Given this bleak state of affairs and unpromising outlook, Saudi Arabia and other Gulf states could be expected to conduct a thorough reappraisal of their regional and domestic policies — whether in the political, economic or military/security field– in order to cut their losses. But there has been no evidence of any such rethink by decision-makers, nor even that one is thought necessary.
When, after Turkey’s downing of a Russian warplane over Syria in October 2015, President Erdogan realised that he was wrong to think he could take on the Russians in Syria – and that Nato would not back him up in the endeavour — he changed course. He turned his back momentarily on the West and joined forces with the Russian-led axis, giving priority to his country’s territorial integrity and demographic unity.

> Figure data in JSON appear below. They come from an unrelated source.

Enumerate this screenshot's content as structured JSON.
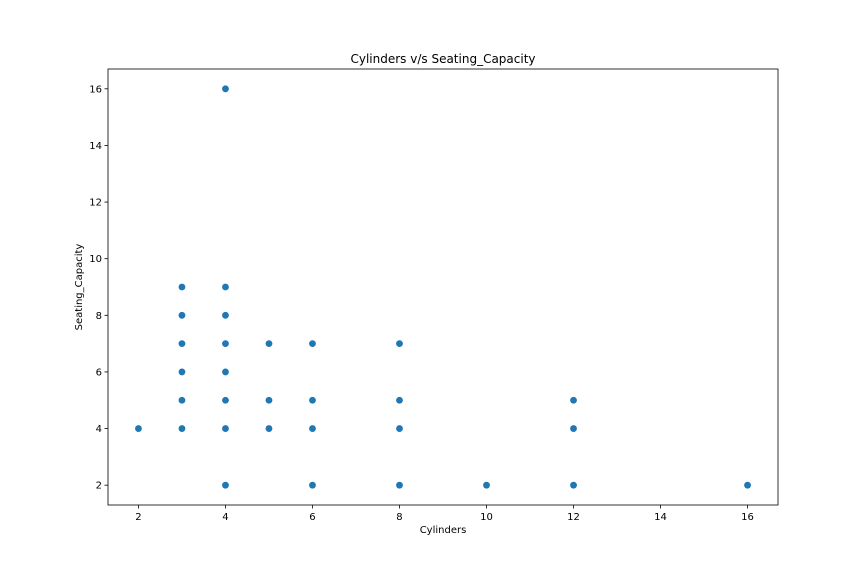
{
  "chart_data": {
    "type": "scatter",
    "title": "Cylinders v/s Seating_Capacity",
    "xlabel": "Cylinders",
    "ylabel": "Seating_Capacity",
    "xlim": [
      1.3,
      16.7
    ],
    "ylim": [
      1.3,
      16.7
    ],
    "xticks": [
      2,
      4,
      6,
      8,
      10,
      12,
      14,
      16
    ],
    "yticks": [
      2,
      4,
      6,
      8,
      10,
      12,
      14,
      16
    ],
    "grid": false,
    "marker_color": "#1f77b4",
    "points": [
      {
        "x": 2,
        "y": 4
      },
      {
        "x": 3,
        "y": 4
      },
      {
        "x": 3,
        "y": 5
      },
      {
        "x": 3,
        "y": 6
      },
      {
        "x": 3,
        "y": 7
      },
      {
        "x": 3,
        "y": 8
      },
      {
        "x": 3,
        "y": 9
      },
      {
        "x": 4,
        "y": 2
      },
      {
        "x": 4,
        "y": 4
      },
      {
        "x": 4,
        "y": 5
      },
      {
        "x": 4,
        "y": 6
      },
      {
        "x": 4,
        "y": 7
      },
      {
        "x": 4,
        "y": 8
      },
      {
        "x": 4,
        "y": 9
      },
      {
        "x": 4,
        "y": 16
      },
      {
        "x": 5,
        "y": 4
      },
      {
        "x": 5,
        "y": 5
      },
      {
        "x": 5,
        "y": 7
      },
      {
        "x": 6,
        "y": 2
      },
      {
        "x": 6,
        "y": 4
      },
      {
        "x": 6,
        "y": 5
      },
      {
        "x": 6,
        "y": 7
      },
      {
        "x": 8,
        "y": 2
      },
      {
        "x": 8,
        "y": 4
      },
      {
        "x": 8,
        "y": 5
      },
      {
        "x": 8,
        "y": 7
      },
      {
        "x": 10,
        "y": 2
      },
      {
        "x": 12,
        "y": 2
      },
      {
        "x": 12,
        "y": 4
      },
      {
        "x": 12,
        "y": 5
      },
      {
        "x": 16,
        "y": 2
      }
    ]
  }
}
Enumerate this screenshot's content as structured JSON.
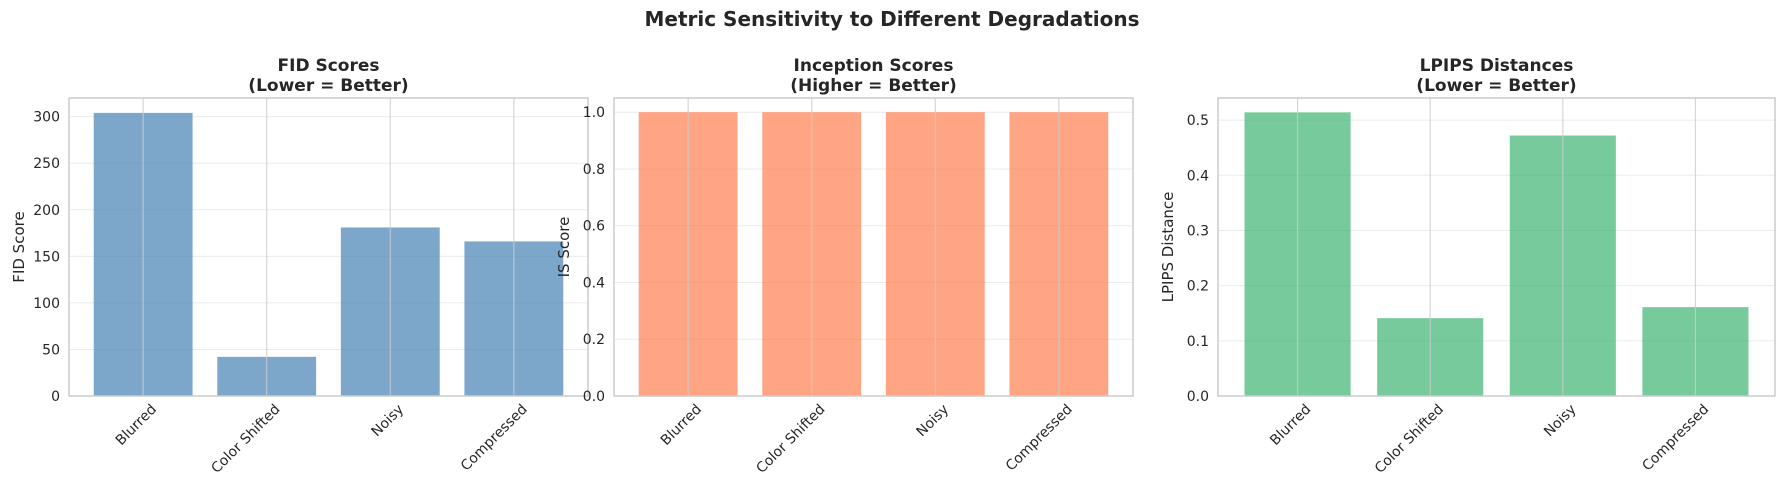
{
  "suptitle": "Metric Sensitivity to Different Degradations",
  "chart_data": [
    {
      "type": "bar",
      "title": "FID Scores\n(Lower = Better)",
      "xlabel": "",
      "ylabel": "FID Score",
      "categories": [
        "Blurred",
        "Color Shifted",
        "Noisy",
        "Compressed"
      ],
      "values": [
        304,
        42,
        181,
        166
      ],
      "ylim": [
        0,
        320
      ],
      "yticks": [
        0,
        50,
        100,
        150,
        200,
        250,
        300
      ],
      "ytick_labels": [
        "0",
        "50",
        "100",
        "150",
        "200",
        "250",
        "300"
      ],
      "color": "#4682B4",
      "grid": true
    },
    {
      "type": "bar",
      "title": "Inception Scores\n(Higher = Better)",
      "xlabel": "",
      "ylabel": "IS Score",
      "categories": [
        "Blurred",
        "Color Shifted",
        "Noisy",
        "Compressed"
      ],
      "values": [
        1.0,
        1.0,
        1.0,
        1.0
      ],
      "ylim": [
        0,
        1.05
      ],
      "yticks": [
        0,
        0.2,
        0.4,
        0.6,
        0.8,
        1.0
      ],
      "ytick_labels": [
        "0.0",
        "0.2",
        "0.4",
        "0.6",
        "0.8",
        "1.0"
      ],
      "color": "#FF7F50",
      "grid": true
    },
    {
      "type": "bar",
      "title": "LPIPS Distances\n(Lower = Better)",
      "xlabel": "",
      "ylabel": "LPIPS Distance",
      "categories": [
        "Blurred",
        "Color Shifted",
        "Noisy",
        "Compressed"
      ],
      "values": [
        0.514,
        0.141,
        0.472,
        0.161
      ],
      "ylim": [
        0,
        0.54
      ],
      "yticks": [
        0,
        0.1,
        0.2,
        0.3,
        0.4,
        0.5
      ],
      "ytick_labels": [
        "0.0",
        "0.1",
        "0.2",
        "0.3",
        "0.4",
        "0.5"
      ],
      "color": "#3CB371",
      "grid": true
    }
  ]
}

Iran was equally pragmatic when it signed the nuclear deal with the P5+1 powers early last year. It thus gained ten years in which to salvage its economy and avoid military confrontation with or economic sanctions by the US –led Western powers.
Why don’t the Gulf states do likewise? Why do they stick stubbornly to policies whose failure has been proven adhere and whose costs are undeniable, and continue to wage unwinnable wars in Yemen and Syria? Is there nobody left in ruling circles who is prepared to sound the alarm and warn that popular frustration is overflowing?
The required rethink needs to encompass a range of policies and attitudes, from the Palestine Question and inter-Arab coexistence on the regional front, to equality, social justice and reform at home, in both cases based on a spirit of tolerance of diversity and acceptance of dialogue with others.
By igniting and fuelling proxy wars and moving towards normalization with Israel – on the rounds that it is an ally against the purported Iranian threat — Saudi Arabia and its Gulf partners are becoming isolated and increasingly hated in the Arab and Islamic worlds. Those who have been promoting these policies should be cast aside and held to account for the damage they have done to their own country’s interests and the region as a whole. Ironically, their behaviour has facilitated the growth of Iran’s power and influence in the region and internationally, the very thing they claim to be so worried about.
Do the self-styled leaders of the Arab world not find it shameful that Palestine tops Iran’s order of priorities – even if only in propaganda terms – but figures nowhere on the political or media agendas of Saudi Arabia and the Gulf states?
This article will doubtless be denounced by many as unacceptable intervention in their countries’ internal affairs. I plead guilty. But at least I am intervening with written observations and advice, rather than with F-16s and Abrams tanks or with billions of dollars worth of arms to kill and main people in Syria, Yemen, Libya and Iraq.